Unfortunately, data breaches aren’t always preventable, and while cybersecurity firms continue to chime in regarding better data privacy practices, there’s a new imperative call to action to add to the mix. Brands must do their due-diligence to align with and leverage communications and marketing departments during the good and bad to showcase their data and privacy efforts. This can be done in simple yet effective ways, including:

  • Collect only data that’s needed to deliver your service.
  • Be transparent about data usage and use layman’s language as opposed to technical legalese.
  • Use simple language in describing use of consumer information and make it readily available.
  • Use privacy as a differentiator from competitors, but only if your company genuinely embraces a privacy-first business model.
  • Stay informed on the current state of all things data and privacy, and use readily available knowledge on the subject to improve current strategies.
  • Build a crisis communications plan and plan for the worst.

In today’s hyper-connected world, brands face the risk of data breaches, cyber-attacks and more. While this might be the cost of doing business, sticking your head in the sand to ignore this reality isn’t going to cut it. PR teams are often on the frontline of handling issues and have experience in understanding how such news will be amplified through media, online forums, social media and more.
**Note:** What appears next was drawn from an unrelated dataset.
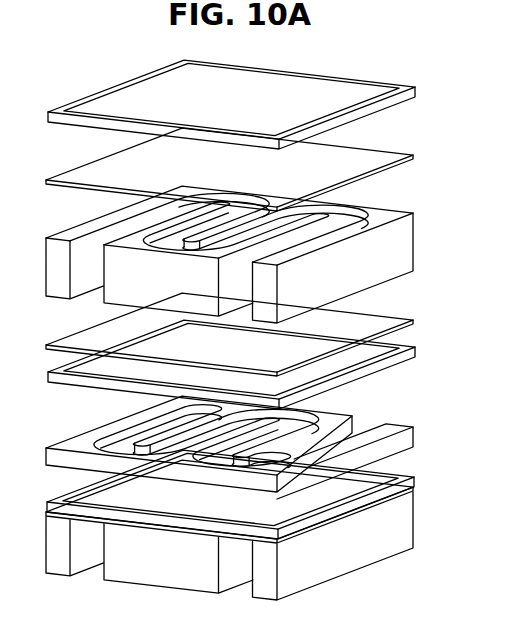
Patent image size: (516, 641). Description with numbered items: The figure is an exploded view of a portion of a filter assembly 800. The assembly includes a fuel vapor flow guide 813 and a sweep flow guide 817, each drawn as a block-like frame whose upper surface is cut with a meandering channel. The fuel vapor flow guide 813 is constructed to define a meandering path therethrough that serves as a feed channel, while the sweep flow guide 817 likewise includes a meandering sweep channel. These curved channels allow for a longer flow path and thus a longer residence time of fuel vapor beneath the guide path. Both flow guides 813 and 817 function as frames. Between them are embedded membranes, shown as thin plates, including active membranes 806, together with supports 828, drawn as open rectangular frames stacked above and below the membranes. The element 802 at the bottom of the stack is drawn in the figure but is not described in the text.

Brands must involve their communications teams in developing a crisis communications plan for any situation—and before anything actually happens—in order to have a unified approach that not only uses best practices, but also plans effectively for how they’ll communicate to customers, partners and the world if the worst happens. For businesses to effectively survive in today’s risky world, PR teams no longer just deserve a seat at the table, they should demand it.


Gary Davis is Chief Consumer Security Evangelist at McAfee.